I am sorry I failed you. I am sorry I did not make a louder effort at extolling your diplomatic prowess. I am sorry I did not more strongly appreciate and acknowledge your efforts.
I am sorry I failed you. I am sorry that I gave up trying to help others understand your point of view.
I am sorry I failed you. I am sorry that I tired of listening to your words. I am sorry that I gave up trying to understand.
I am sorry I failed you. I am sorry that I took insult from your opinion and nursed this grudge.
I am sorry that I failed you. I know you are at heart a decent man with a very straightforward manner that simply wanted to protect his friends.
I am sorry that I failed you. I counted you among my favorite friends but somehow we got lost in the shuffle.
I am sorry that I failed you. May many more groups of friends grace your future.

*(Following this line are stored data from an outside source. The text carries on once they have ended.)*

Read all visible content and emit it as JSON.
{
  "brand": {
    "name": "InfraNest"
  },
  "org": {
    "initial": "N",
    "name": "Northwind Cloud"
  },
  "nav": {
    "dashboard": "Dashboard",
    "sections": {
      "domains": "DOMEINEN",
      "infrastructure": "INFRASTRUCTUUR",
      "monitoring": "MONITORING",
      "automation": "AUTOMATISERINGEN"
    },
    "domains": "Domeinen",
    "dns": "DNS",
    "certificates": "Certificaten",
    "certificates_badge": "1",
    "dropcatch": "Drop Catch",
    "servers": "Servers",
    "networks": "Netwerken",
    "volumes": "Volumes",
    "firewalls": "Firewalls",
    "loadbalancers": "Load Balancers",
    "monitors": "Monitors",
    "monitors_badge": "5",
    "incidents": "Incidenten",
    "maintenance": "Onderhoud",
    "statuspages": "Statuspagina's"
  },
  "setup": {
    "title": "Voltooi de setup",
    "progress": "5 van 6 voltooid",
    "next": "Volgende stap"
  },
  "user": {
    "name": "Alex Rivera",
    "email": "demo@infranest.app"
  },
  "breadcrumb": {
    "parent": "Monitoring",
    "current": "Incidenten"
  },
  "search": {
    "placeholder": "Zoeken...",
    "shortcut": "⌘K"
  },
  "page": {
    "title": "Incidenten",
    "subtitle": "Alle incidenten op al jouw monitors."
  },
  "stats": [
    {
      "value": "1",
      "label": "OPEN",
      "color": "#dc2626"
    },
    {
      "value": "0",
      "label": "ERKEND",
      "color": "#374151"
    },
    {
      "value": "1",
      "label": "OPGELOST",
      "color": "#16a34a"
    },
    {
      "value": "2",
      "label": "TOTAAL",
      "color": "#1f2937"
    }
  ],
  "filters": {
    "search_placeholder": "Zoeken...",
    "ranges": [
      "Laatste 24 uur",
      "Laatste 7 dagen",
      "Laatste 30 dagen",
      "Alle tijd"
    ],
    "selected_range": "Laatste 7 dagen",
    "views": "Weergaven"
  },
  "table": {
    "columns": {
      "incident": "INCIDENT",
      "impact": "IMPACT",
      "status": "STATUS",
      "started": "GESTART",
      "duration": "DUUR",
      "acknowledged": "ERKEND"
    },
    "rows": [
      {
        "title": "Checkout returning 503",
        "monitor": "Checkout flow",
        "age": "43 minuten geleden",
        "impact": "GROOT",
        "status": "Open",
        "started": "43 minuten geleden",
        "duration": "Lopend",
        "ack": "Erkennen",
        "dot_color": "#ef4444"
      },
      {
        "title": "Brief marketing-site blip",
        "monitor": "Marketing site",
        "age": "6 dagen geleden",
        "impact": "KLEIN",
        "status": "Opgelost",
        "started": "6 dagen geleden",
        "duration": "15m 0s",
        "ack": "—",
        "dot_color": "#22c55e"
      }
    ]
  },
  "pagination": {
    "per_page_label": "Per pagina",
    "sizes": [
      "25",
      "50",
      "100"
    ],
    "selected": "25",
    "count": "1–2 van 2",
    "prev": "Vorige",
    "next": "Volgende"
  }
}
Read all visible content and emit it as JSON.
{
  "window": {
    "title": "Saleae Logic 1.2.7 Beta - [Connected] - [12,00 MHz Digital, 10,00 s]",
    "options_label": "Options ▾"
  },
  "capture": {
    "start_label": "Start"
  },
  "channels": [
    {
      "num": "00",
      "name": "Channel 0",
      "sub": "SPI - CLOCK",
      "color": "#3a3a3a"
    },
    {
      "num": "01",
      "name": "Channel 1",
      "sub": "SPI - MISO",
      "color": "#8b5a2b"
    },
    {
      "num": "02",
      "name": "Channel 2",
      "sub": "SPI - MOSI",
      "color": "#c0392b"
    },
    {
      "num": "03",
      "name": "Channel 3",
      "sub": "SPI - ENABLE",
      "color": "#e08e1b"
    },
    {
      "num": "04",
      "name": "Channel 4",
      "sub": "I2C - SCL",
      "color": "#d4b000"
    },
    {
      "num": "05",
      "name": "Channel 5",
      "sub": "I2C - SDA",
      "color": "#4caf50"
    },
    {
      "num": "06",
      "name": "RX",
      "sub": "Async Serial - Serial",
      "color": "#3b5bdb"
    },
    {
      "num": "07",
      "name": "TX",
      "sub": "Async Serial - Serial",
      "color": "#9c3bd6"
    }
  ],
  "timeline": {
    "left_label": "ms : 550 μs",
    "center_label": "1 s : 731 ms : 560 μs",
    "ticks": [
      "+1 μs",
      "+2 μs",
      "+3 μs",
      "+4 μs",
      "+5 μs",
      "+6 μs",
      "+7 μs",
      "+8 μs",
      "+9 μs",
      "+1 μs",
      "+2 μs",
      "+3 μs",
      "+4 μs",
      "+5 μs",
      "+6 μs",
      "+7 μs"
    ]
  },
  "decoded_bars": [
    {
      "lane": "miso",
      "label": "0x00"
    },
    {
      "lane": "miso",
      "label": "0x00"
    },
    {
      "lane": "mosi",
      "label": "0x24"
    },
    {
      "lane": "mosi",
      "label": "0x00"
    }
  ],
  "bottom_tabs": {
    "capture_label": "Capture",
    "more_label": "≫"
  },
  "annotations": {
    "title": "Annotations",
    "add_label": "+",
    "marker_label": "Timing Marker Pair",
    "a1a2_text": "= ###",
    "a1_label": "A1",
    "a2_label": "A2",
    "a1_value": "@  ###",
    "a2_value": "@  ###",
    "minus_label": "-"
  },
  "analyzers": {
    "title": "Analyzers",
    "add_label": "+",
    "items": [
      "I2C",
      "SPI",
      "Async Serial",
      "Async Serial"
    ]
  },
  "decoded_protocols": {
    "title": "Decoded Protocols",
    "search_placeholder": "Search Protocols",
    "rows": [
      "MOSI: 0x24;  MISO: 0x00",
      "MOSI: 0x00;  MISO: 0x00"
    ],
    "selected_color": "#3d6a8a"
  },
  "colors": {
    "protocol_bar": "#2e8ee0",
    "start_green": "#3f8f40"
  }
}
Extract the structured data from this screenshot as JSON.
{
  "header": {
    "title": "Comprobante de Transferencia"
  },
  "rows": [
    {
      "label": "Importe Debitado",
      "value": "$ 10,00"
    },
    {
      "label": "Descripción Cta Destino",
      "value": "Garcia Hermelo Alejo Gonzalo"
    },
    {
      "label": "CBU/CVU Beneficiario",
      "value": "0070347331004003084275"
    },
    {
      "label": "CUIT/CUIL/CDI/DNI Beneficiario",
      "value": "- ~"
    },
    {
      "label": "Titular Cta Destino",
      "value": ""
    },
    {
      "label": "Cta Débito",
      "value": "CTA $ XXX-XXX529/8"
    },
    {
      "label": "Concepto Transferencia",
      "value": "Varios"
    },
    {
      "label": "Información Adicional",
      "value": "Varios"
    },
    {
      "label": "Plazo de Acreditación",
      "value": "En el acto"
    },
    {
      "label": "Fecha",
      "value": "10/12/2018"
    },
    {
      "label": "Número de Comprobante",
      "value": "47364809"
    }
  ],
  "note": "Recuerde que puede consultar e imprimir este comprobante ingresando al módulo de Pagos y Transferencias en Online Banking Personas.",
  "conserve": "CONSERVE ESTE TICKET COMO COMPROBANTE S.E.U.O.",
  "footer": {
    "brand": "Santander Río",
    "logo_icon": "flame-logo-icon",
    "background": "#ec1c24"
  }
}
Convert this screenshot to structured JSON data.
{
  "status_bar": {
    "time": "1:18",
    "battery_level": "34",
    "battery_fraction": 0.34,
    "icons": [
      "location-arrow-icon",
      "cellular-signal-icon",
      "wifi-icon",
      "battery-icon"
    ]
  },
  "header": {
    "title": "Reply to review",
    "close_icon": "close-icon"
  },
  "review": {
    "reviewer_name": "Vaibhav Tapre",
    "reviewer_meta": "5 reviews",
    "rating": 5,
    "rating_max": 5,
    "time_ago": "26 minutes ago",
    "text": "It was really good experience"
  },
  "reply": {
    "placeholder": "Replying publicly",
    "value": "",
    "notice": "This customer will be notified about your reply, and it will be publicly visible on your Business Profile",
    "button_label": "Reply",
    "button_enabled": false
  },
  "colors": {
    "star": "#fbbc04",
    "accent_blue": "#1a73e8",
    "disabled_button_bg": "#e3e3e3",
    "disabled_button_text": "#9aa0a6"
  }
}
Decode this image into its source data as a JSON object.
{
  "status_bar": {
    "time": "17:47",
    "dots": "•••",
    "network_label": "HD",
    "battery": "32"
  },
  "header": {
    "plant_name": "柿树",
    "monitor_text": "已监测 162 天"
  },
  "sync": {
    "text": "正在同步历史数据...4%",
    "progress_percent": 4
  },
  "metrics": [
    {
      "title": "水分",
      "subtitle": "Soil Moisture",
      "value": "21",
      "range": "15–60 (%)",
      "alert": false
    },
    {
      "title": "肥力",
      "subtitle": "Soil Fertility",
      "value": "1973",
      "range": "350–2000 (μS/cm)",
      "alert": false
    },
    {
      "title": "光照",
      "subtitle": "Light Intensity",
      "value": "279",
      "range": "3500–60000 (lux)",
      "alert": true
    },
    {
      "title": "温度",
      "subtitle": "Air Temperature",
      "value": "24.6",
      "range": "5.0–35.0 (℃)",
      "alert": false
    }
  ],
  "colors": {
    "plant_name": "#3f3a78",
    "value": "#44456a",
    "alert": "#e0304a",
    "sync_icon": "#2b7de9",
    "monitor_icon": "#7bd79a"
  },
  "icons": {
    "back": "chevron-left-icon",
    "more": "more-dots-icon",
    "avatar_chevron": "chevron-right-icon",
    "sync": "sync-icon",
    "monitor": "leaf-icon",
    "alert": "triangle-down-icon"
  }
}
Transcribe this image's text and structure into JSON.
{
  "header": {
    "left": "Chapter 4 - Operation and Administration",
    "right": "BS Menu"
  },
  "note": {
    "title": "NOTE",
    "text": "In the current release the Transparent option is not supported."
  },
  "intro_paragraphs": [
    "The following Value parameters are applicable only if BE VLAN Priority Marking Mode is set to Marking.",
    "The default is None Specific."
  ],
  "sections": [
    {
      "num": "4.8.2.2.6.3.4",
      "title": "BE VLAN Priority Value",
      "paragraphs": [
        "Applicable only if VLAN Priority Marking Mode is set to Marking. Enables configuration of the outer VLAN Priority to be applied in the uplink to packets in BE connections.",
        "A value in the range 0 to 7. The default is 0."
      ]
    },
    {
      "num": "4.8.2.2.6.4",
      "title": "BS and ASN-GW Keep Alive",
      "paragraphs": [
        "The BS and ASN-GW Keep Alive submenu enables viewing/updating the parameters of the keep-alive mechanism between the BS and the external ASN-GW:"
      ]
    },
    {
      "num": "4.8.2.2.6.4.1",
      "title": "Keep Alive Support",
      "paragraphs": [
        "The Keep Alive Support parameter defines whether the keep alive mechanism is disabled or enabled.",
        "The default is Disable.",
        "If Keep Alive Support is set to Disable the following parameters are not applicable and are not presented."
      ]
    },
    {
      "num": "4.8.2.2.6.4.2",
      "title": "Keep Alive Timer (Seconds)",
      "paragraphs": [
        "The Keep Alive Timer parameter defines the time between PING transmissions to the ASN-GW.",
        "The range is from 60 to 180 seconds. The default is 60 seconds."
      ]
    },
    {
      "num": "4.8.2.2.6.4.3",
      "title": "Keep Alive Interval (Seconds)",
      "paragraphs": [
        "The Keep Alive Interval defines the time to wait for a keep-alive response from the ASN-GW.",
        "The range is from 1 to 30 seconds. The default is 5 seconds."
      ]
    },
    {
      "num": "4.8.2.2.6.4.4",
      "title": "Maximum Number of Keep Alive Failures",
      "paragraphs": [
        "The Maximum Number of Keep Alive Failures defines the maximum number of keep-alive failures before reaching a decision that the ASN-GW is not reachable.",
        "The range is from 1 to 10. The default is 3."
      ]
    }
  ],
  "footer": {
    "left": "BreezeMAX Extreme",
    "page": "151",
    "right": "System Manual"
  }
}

To all those who followed my exodus,
I am sorry that I failed you. I am sorry that I was unable to handle the growth surge we experienced with grace and understanding of the changes and needs such growth would bring. I am sorry I was not there to help negotiate the crises I could no longer see behind closed doors. I am sorry that I was unable to reconcile us all to our former comrades. I hope that we can someday leave the pain behind us, but I know it is still very fresh for me.
To the admins and moderators who oversaw the fuss,
I am sorry that I failed you. I am sorry that I was unable to find a reconciliation point and that I allowed angry words to drive me away. I am sorry that I gave up.
To all those I have not mentioned,
I am sorry that I failed you. Your names are all too numerous to mention. I have found joy in spending time with you all. I hope that my pain will not disturb you.
I believe I have learned much from our turmoil over this past year. It has been a very painful lesson for me, but one that I much needed to learn.